Session 4 (2:40 - 3:30 p.m.)

  1. LET ME ENTERTAIN YOU
    Debbie Main, Linn County Master Gardener
    Envy those gorgeous outdoor decorating pictures you see in magazines? We’ll dissect a few and look for easy and inexpensive ways to “WOW” your guests.

  2. GARDENING WITH NATIVE FLOWERS AND TREES
    Hannah Howard, The Nature Conservancy
    Have you heard the buzz around natives, but don’t know where to start? Join Hannah as she discusses how you can begin to incorporate native flowers and trees into your landscaping. Native plants not only add beauty and diversity to your garden, but they also help our imperiled pollinators and other wildlife. Plus, a few lucky participants will go home with native wildflower seeds!

  3. PLANTING LANDSCAPE TREES: PROMOTING DIVERSITY
    Mark Vitosh, Iowa DNR
    Trees are an integral part of a community and our yard. Insect threats such as Emerald Ash Borer are significantly impacting the local tree resource. Come learn how to properly plant new shade trees and the diversity of available species.

  4. TROUGH GARDENING
    Gary Whittenbaugh, American Conifer Society
    What is hypertufa? How is it made and used to construct a trough? What type of soil is correct and what plants should you use? What to do with the garden come winter? Learn the answers to these questions and more.

  5. TOMATO TECH
    Patrick O’Malley, Iowa State
    The tomato session will begin with a brief whimsical overview on whether tomatoes are actually fruit or a vegetable.
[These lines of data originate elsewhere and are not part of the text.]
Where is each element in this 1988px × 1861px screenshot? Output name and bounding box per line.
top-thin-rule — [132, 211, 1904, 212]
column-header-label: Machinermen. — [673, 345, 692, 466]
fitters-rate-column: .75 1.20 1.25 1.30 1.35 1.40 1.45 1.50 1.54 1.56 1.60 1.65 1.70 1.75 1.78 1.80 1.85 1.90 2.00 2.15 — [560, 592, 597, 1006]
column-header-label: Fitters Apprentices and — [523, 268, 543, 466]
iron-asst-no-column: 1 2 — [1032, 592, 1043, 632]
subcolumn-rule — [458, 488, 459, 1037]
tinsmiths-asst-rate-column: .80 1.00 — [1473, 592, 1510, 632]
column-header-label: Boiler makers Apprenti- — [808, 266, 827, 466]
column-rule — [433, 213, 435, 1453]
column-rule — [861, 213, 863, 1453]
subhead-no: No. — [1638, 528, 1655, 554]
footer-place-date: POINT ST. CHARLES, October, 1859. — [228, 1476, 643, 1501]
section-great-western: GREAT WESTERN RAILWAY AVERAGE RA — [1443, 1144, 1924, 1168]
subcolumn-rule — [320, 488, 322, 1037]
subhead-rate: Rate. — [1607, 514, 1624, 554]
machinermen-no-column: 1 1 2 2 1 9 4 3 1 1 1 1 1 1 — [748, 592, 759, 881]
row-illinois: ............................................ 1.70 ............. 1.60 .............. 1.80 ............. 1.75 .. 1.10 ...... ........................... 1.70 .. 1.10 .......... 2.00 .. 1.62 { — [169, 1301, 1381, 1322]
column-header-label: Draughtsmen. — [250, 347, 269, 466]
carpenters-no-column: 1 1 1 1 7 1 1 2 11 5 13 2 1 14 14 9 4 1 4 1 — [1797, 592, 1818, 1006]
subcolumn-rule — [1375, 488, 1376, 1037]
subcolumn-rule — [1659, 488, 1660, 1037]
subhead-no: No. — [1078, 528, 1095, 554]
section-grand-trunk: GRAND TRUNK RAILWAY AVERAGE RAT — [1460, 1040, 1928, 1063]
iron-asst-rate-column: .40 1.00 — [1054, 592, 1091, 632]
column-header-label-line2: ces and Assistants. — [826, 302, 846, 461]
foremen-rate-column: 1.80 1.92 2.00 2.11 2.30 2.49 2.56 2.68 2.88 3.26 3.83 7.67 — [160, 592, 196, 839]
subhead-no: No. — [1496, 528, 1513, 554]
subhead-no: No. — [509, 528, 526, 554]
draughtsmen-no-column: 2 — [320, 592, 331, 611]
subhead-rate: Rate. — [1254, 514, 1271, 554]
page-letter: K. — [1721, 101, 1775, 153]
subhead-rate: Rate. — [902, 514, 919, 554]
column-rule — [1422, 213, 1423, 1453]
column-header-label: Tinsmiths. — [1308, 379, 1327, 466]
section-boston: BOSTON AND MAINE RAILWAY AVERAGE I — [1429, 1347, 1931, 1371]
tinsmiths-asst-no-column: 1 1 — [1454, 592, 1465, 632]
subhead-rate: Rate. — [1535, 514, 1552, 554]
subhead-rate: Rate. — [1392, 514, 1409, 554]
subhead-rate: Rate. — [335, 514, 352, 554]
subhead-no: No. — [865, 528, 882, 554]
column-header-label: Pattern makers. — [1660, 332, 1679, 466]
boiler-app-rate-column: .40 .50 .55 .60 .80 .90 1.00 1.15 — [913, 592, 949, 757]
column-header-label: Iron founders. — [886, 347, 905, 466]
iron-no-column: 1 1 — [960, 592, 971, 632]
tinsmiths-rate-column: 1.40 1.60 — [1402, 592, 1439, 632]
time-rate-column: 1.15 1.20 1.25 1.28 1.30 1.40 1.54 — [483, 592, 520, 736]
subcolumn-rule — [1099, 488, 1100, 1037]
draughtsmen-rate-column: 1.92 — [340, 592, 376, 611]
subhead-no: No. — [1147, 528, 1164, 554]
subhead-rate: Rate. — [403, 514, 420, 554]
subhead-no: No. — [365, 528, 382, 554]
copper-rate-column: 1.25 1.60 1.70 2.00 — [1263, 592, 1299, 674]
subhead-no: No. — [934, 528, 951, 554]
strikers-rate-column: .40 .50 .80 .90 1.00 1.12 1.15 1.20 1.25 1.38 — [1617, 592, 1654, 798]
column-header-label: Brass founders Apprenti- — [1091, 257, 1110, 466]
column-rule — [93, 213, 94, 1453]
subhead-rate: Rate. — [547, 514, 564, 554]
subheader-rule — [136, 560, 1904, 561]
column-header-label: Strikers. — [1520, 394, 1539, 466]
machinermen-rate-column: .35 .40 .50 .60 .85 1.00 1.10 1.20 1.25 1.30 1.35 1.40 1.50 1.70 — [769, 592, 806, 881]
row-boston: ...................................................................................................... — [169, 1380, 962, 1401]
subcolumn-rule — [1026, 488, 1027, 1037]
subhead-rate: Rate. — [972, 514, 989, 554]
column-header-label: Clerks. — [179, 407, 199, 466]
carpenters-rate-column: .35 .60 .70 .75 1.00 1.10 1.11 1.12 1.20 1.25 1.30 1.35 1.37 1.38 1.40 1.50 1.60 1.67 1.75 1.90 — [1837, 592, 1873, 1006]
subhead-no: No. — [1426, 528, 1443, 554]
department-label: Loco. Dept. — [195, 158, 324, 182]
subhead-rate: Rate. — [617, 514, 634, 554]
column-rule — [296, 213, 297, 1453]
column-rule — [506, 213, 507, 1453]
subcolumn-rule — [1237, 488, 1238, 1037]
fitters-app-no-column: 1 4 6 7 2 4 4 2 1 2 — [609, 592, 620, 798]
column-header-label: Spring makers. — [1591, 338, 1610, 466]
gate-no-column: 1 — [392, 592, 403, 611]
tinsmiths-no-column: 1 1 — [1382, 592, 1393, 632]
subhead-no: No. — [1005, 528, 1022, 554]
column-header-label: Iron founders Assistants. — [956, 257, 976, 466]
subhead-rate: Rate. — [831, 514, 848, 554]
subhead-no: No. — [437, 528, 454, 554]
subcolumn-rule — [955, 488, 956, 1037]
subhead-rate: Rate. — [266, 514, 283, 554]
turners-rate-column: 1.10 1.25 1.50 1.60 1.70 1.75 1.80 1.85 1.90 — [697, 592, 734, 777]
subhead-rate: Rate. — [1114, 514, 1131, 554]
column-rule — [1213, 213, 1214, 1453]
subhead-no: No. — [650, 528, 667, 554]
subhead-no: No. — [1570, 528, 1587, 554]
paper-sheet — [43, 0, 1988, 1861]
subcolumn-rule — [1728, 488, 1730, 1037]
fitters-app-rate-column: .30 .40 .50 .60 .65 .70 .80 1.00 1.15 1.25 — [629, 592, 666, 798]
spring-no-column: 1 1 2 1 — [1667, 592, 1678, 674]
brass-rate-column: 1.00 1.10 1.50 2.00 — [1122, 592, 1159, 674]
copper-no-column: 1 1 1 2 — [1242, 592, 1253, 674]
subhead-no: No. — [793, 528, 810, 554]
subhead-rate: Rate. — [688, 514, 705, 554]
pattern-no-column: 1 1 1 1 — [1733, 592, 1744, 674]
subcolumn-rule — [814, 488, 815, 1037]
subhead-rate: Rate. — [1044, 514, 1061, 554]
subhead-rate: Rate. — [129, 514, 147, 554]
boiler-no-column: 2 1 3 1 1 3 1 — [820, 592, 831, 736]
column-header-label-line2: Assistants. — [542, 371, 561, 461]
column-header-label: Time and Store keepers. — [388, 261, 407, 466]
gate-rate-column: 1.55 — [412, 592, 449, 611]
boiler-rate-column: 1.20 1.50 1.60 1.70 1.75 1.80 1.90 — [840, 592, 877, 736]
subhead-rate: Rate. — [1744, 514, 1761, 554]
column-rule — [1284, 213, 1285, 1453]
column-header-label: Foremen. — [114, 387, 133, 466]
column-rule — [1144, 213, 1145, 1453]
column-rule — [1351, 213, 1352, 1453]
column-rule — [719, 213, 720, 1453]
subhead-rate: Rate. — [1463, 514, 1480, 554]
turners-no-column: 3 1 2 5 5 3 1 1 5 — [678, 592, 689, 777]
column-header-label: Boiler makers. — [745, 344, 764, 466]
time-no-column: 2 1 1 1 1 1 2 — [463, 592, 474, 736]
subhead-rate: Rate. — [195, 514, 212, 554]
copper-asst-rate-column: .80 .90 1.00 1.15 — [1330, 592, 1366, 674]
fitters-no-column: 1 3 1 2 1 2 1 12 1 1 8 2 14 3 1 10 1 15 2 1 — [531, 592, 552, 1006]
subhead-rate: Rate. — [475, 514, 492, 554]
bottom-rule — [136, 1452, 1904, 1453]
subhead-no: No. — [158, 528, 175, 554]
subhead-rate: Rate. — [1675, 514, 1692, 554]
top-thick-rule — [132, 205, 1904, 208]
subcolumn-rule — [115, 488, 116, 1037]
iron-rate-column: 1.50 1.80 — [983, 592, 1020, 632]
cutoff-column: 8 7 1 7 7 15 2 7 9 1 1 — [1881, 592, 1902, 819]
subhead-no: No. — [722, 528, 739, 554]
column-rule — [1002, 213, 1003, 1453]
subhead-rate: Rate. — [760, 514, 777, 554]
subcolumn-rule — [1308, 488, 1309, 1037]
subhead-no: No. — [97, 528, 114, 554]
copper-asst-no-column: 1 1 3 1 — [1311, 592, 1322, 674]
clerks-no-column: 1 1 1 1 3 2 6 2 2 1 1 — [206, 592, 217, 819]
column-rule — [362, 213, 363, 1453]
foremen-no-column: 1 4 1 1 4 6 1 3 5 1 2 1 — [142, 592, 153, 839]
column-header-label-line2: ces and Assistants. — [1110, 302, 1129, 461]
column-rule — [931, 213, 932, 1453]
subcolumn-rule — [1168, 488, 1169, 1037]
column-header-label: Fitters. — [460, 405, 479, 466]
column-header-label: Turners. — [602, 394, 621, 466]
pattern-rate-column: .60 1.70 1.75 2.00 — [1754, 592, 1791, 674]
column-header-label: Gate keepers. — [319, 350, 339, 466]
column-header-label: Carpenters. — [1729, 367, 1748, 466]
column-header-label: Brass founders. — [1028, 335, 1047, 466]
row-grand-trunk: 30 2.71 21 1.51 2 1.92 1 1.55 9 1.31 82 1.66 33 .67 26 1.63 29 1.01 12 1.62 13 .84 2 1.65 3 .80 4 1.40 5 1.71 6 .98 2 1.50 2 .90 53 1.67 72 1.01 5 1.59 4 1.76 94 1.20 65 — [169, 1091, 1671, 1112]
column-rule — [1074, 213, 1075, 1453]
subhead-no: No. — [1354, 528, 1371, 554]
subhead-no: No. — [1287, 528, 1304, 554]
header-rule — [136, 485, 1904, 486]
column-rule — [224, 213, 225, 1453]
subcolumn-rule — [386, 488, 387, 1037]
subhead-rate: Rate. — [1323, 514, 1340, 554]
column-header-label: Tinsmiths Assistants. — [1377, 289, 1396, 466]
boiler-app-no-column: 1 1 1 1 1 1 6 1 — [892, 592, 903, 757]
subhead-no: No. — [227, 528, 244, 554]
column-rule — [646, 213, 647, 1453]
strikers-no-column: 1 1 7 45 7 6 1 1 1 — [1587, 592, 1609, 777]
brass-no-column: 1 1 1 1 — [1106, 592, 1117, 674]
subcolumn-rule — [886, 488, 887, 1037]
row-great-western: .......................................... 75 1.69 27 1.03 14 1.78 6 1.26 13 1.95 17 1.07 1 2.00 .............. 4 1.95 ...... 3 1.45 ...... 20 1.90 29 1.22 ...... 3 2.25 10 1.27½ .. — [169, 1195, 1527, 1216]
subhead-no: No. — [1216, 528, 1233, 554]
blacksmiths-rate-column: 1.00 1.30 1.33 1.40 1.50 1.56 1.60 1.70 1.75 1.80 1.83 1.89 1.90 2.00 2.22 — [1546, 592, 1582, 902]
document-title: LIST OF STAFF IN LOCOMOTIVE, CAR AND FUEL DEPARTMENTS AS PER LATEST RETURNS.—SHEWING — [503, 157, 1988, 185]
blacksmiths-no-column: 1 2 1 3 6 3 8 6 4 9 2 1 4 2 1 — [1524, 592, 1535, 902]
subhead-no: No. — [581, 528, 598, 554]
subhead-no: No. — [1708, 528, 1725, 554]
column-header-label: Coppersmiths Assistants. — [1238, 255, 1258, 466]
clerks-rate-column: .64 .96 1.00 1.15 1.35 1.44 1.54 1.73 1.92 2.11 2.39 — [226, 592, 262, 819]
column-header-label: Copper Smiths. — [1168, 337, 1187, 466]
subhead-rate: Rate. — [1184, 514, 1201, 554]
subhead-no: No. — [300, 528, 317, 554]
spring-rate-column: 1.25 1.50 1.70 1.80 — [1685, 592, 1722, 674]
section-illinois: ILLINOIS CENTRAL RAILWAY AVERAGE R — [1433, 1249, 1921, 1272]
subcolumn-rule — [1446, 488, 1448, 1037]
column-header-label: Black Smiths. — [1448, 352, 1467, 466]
This will be followed by the course of action needed to increase the likelihood of having a bountiful and flavorsome tomato crop. Dr. O’Malley will include pre-plant considerations along with growing techniques. As for post-harvest use of tomatoes, you are on your own.

  6. NOURISHING GARDENS AND PLANT-BASED COOKING DEMO
    Nancy Dew, Linn County Master Gardener
    This session will give you ideas regarding the use of your garden space to optimize harvesting produce for plant based cooking. Plant based lifestyle information and cooking demonstration (and sampling) will be the emphasis of the hour presented by nutritionist Nancy Dew.

  7. FAVORITE GARDENS
    Zora Ronan, Linn County Master Gardener
    Travel is the next best thing to gardening. Travel with me to six of my favorite gardens, both foreign and domestic, private and public, big and small.